A report looking at the school and university backgrounds of MPs in 2010. This note is the latest in a series of reports by the Sutton Trust on the school and university backgrounds of those in a number of leading professions and influential walks of life, including Members of Parliament
Report Overview
Key Findings
School backgrounds of MPs
- Over one third (35%) of MPs elected in the 2010 General Election attended independent schools, which educate just 7% of the school population. The proportion of MPs attending independent schools is 3 percentage points higher than in the previous 2005 Parliament – bucking a trend during recent decades that has seen the
proportion of privately-schooled MPs gradually fall. - A major factor behind the increase in the rise is the higher number of Conservative MPs – who are much more likely than their Labour peers to have been privatelyschooled.
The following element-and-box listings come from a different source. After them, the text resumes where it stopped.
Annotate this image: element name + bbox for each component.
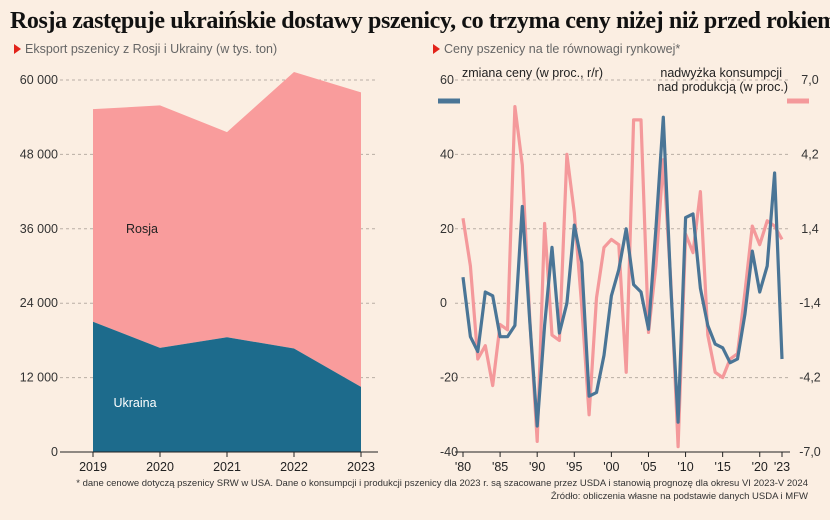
x-tick-label: '80 bbox=[455, 460, 471, 474]
x-tick-label: '00 bbox=[603, 460, 619, 474]
y-right-tick-label: -1,4 bbox=[799, 296, 821, 310]
y-tick-label: 60 000 bbox=[20, 73, 58, 87]
y-left-tick-label: 40 bbox=[440, 147, 454, 161]
y-right-tick-label: 4,2 bbox=[801, 147, 818, 161]
y-tick-label: 12 000 bbox=[20, 371, 58, 385]
x-tick-label: '05 bbox=[640, 460, 656, 474]
x-tick-label: 2019 bbox=[79, 460, 107, 474]
series-label-ukraina: Ukraina bbox=[113, 396, 156, 410]
x-tick-label: '85 bbox=[492, 460, 508, 474]
y-left-tick-label: -40 bbox=[440, 445, 458, 459]
page-title: Rosja zastępuje ukraińskie dostawy pszen… bbox=[10, 8, 830, 34]
ukraina-area bbox=[93, 321, 361, 452]
price-change-line bbox=[461, 115, 784, 428]
y-tick-label: 48 000 bbox=[20, 147, 58, 161]
source-note: Źródło: obliczenia własne na podstawie d… bbox=[550, 491, 808, 502]
legend-surplus-label-line2: nad produkcją (w proc.) bbox=[657, 80, 788, 94]
y-left-tick-label: -20 bbox=[440, 371, 458, 385]
right-subtitle-text: Ceny pszenicy na tle równowagi rynkowej* bbox=[444, 42, 681, 56]
x-tick-label: '90 bbox=[529, 460, 545, 474]
x-tick-label: '15 bbox=[715, 460, 731, 474]
x-tick-label: 2023 bbox=[347, 460, 375, 474]
y-left-tick-label: 0 bbox=[440, 296, 447, 310]
x-tick-label: '95 bbox=[566, 460, 582, 474]
y-right-tick-label: -7,0 bbox=[799, 445, 821, 459]
left-subtitle-text: Eksport pszenicy z Rosji i Ukrainy (w ty… bbox=[25, 42, 278, 56]
y-right-tick-label: 7,0 bbox=[801, 73, 818, 87]
left-chart-subtitle: Eksport pszenicy z Rosji i Ukrainy (w ty… bbox=[14, 42, 277, 56]
y-tick-label: 0 bbox=[51, 445, 58, 459]
triangle-marker-icon bbox=[14, 44, 21, 54]
x-tick-label: '10 bbox=[677, 460, 693, 474]
series-label-rosja: Rosja bbox=[126, 222, 158, 236]
y-right-tick-label: 1,4 bbox=[801, 222, 818, 236]
x-tick-label: '20 bbox=[752, 460, 768, 474]
legend-price-label: zmiana ceny (w proc., r/r) bbox=[462, 66, 603, 80]
rosja-area bbox=[93, 71, 361, 387]
y-left-tick-label: 20 bbox=[440, 222, 454, 236]
triangle-marker-icon bbox=[433, 44, 440, 54]
x-tick-label: 2022 bbox=[280, 460, 308, 474]
y-tick-label: 24 000 bbox=[20, 296, 58, 310]
legend-surplus-label-line1: nadwyżka konsumpcji bbox=[660, 66, 782, 80]
y-tick-label: 36 000 bbox=[20, 222, 58, 236]
x-tick-label: '23 bbox=[774, 460, 790, 474]
y-right-tick-label: -4,2 bbox=[799, 371, 821, 385]
y-left-tick-label: 60 bbox=[440, 73, 454, 87]
x-tick-label: 2021 bbox=[213, 460, 241, 474]
x-tick-label: 2020 bbox=[146, 460, 174, 474]
right-chart-subtitle: Ceny pszenicy na tle równowagi rynkowej* bbox=[433, 42, 680, 56]
footnote: * dane cenowe dotyczą pszenicy SRW w USA… bbox=[76, 478, 808, 489]
surplus-line bbox=[461, 105, 784, 449]
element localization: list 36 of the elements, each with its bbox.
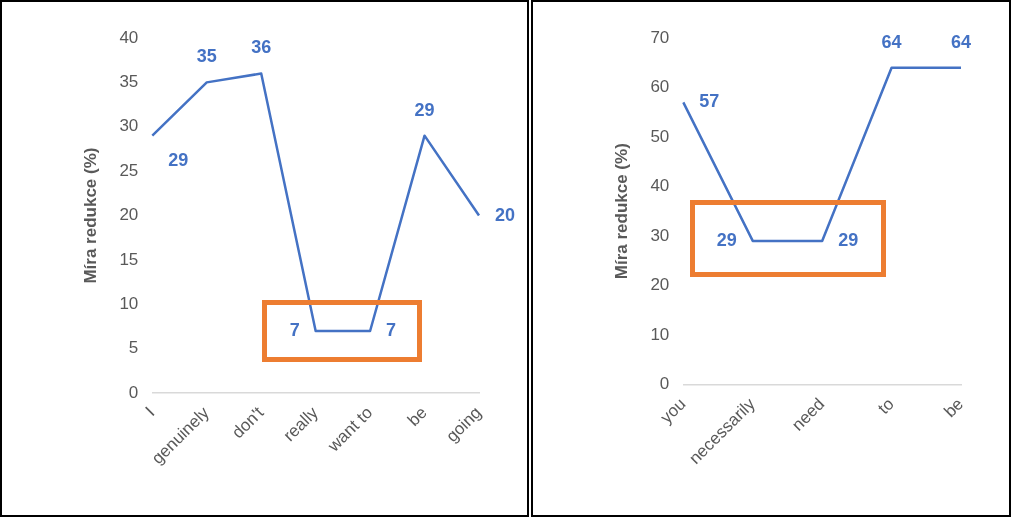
y-axis-title: Míra redukce (%) (611, 143, 631, 280)
y-tick-label: 15 (119, 249, 139, 269)
data-label: 29 (168, 149, 189, 170)
y-tick-label: 20 (650, 275, 670, 295)
y-tick-label: 40 (119, 27, 139, 47)
data-label: 64 (950, 31, 972, 52)
y-tick-label: 40 (650, 176, 670, 196)
data-label: 36 (251, 37, 272, 58)
y-tick-label: 10 (650, 324, 670, 344)
y-tick-label: 5 (128, 338, 139, 358)
x-tick-label: be (403, 403, 431, 430)
y-tick-label: 20 (119, 205, 139, 225)
data-label: 29 (838, 229, 859, 250)
y-tick-label: 50 (650, 126, 670, 146)
data-label: 7 (386, 319, 397, 340)
y-tick-label: 70 (650, 27, 670, 47)
y-tick-label: 30 (119, 116, 139, 136)
data-label: 57 (699, 91, 720, 112)
x-tick-label: I (141, 403, 159, 420)
data-label: 64 (881, 31, 902, 52)
y-tick-label: 0 (128, 382, 139, 402)
y-tick-label: 30 (650, 225, 670, 245)
x-tick-label: be (940, 394, 968, 422)
y-tick-label: 35 (119, 72, 139, 92)
y-tick-label: 10 (119, 294, 139, 314)
x-tick-label: to (874, 394, 898, 418)
data-label: 29 (716, 229, 737, 250)
data-label: 7 (289, 319, 300, 340)
x-tick-label: you (656, 394, 690, 428)
y-tick-label: 0 (659, 374, 670, 394)
data-label: 20 (495, 204, 516, 225)
data-label: 29 (414, 99, 435, 120)
data-label: 35 (196, 46, 217, 67)
y-tick-label: 25 (119, 160, 139, 180)
y-tick-label: 60 (650, 77, 670, 97)
y-axis-title: Míra redukce (%) (80, 147, 100, 284)
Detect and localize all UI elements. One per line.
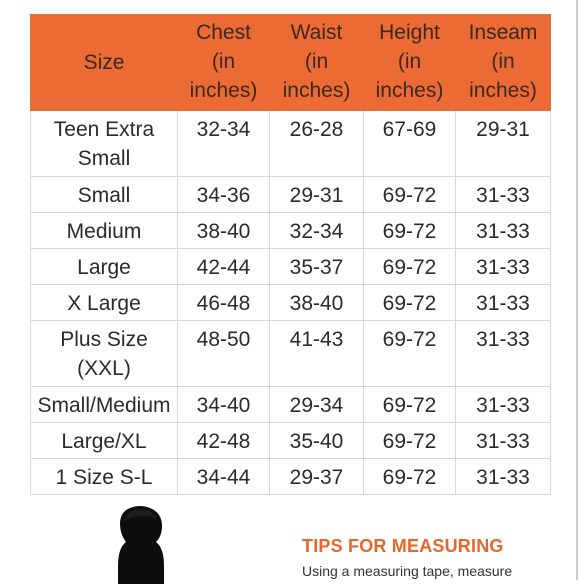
size-cell: Small bbox=[30, 176, 178, 213]
page-edge-divider bbox=[576, 0, 578, 580]
size-cell: Plus Size (XXL) bbox=[30, 320, 178, 387]
inseam-cell: 31-33 bbox=[455, 320, 551, 387]
inseam-cell: 29-31 bbox=[455, 110, 551, 177]
table-row: Large/XL 42-48 35-40 69-72 31-33 bbox=[30, 422, 551, 459]
table-row: Medium 38-40 32-34 69-72 31-33 bbox=[30, 212, 551, 249]
header-inseam: Inseam (in inches) bbox=[455, 14, 551, 111]
header-chest: Chest (in inches) bbox=[177, 14, 270, 111]
header-waist: Waist (in inches) bbox=[269, 14, 364, 111]
table-row: Plus Size (XXL) 48-50 41-43 69-72 31-33 bbox=[30, 320, 551, 387]
chest-cell: 46-48 bbox=[177, 284, 270, 321]
tips-text: Using a measuring tape, measure bbox=[302, 563, 513, 579]
table-row: X Large 46-48 38-40 69-72 31-33 bbox=[30, 284, 551, 321]
waist-cell: 29-31 bbox=[269, 176, 364, 213]
inseam-cell: 31-33 bbox=[455, 386, 551, 423]
inseam-cell: 31-33 bbox=[455, 422, 551, 459]
height-cell: 69-72 bbox=[363, 422, 456, 459]
size-cell: Small/Medium bbox=[30, 386, 178, 423]
tips-title: TIPS FOR MEASURING bbox=[302, 536, 504, 556]
waist-cell: 38-40 bbox=[269, 284, 364, 321]
waist-cell: 29-34 bbox=[269, 386, 364, 423]
header-height: Height (in inches) bbox=[363, 14, 456, 111]
waist-cell: 32-34 bbox=[269, 212, 364, 249]
person-silhouette-icon bbox=[118, 506, 164, 584]
table-row: Large 42-44 35-37 69-72 31-33 bbox=[30, 248, 551, 285]
waist-cell: 35-37 bbox=[269, 248, 364, 285]
waist-cell: 41-43 bbox=[269, 320, 364, 387]
size-cell: Large/XL bbox=[30, 422, 178, 459]
height-cell: 69-72 bbox=[363, 176, 456, 213]
height-cell: 69-72 bbox=[363, 386, 456, 423]
inseam-cell: 31-33 bbox=[455, 458, 551, 495]
table-row: 1 Size S-L 34-44 29-37 69-72 31-33 bbox=[30, 458, 551, 495]
chest-cell: 38-40 bbox=[177, 212, 270, 249]
waist-cell: 29-37 bbox=[269, 458, 364, 495]
table-row: Small/Medium 34-40 29-34 69-72 31-33 bbox=[30, 386, 551, 423]
height-cell: 69-72 bbox=[363, 212, 456, 249]
table-row: Small 34-36 29-31 69-72 31-33 bbox=[30, 176, 551, 213]
size-cell: Teen Extra Small bbox=[30, 110, 178, 177]
chest-cell: 42-48 bbox=[177, 422, 270, 459]
table-header-row: Size Chest (in inches) Waist (in inches) Hei… bbox=[30, 14, 551, 111]
chest-cell: 34-40 bbox=[177, 386, 270, 423]
size-chart-table: Size Chest (in inches) Waist (in inches) Hei… bbox=[30, 14, 551, 495]
size-cell: Large bbox=[30, 248, 178, 285]
waist-cell: 26-28 bbox=[269, 110, 364, 177]
chest-cell: 42-44 bbox=[177, 248, 270, 285]
chest-cell: 34-44 bbox=[177, 458, 270, 495]
chest-cell: 48-50 bbox=[177, 320, 270, 387]
size-cell: X Large bbox=[30, 284, 178, 321]
header-size: Size bbox=[30, 14, 178, 111]
inseam-cell: 31-33 bbox=[455, 284, 551, 321]
height-cell: 67-69 bbox=[363, 110, 456, 177]
height-cell: 69-72 bbox=[363, 248, 456, 285]
chest-cell: 32-34 bbox=[177, 110, 270, 177]
inseam-cell: 31-33 bbox=[455, 248, 551, 285]
inseam-cell: 31-33 bbox=[455, 176, 551, 213]
height-cell: 69-72 bbox=[363, 320, 456, 387]
chest-cell: 34-36 bbox=[177, 176, 270, 213]
size-cell: 1 Size S-L bbox=[30, 458, 178, 495]
table-row: Teen Extra Small 32-34 26-28 67-69 29-31 bbox=[30, 110, 551, 177]
size-cell: Medium bbox=[30, 212, 178, 249]
inseam-cell: 31-33 bbox=[455, 212, 551, 249]
height-cell: 69-72 bbox=[363, 458, 456, 495]
height-cell: 69-72 bbox=[363, 284, 456, 321]
waist-cell: 35-40 bbox=[269, 422, 364, 459]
- Less than half (43%) of MPs were educated in comprehensive state schools, with the remainder having attended state grammar schools (22%).
- 54% of Conservative MPs attended fee paying schools, compared with 40% of Liberal Democrat MPs, and 15% of Labour MPs.
- There are 20 Etonians in the 2010 Parliament — 5 more than those who served in the 2005 Parliament. Overall 13 schools (12 of which are fee-charging) produce a tenth of all MPs in the new Parliament.
- 35% of newly elected MPs for the 2010 Parliament attended independent schools, the same proportion as MPs who were re-elected.
University backgrounds of MPs
- Nine in ten MPs in 2010 attended university – by far the highest proportion of any Parliament to date. This includes just under three in ten who were educated at either Oxford or Cambridge universities. Oxford has produced 102 MPs serving in the 2010 Parliament.
- 38% of Conservative MPs were educated at Oxford or Cambridge compared with 20% of Labour MPs and 28% of Liberal Democrat MPs.
- Newly elected MPs were even more likely to be graduates – with 94% attending a university, including 69% who had attended a leading research university, and 28% who had attended Oxbridge.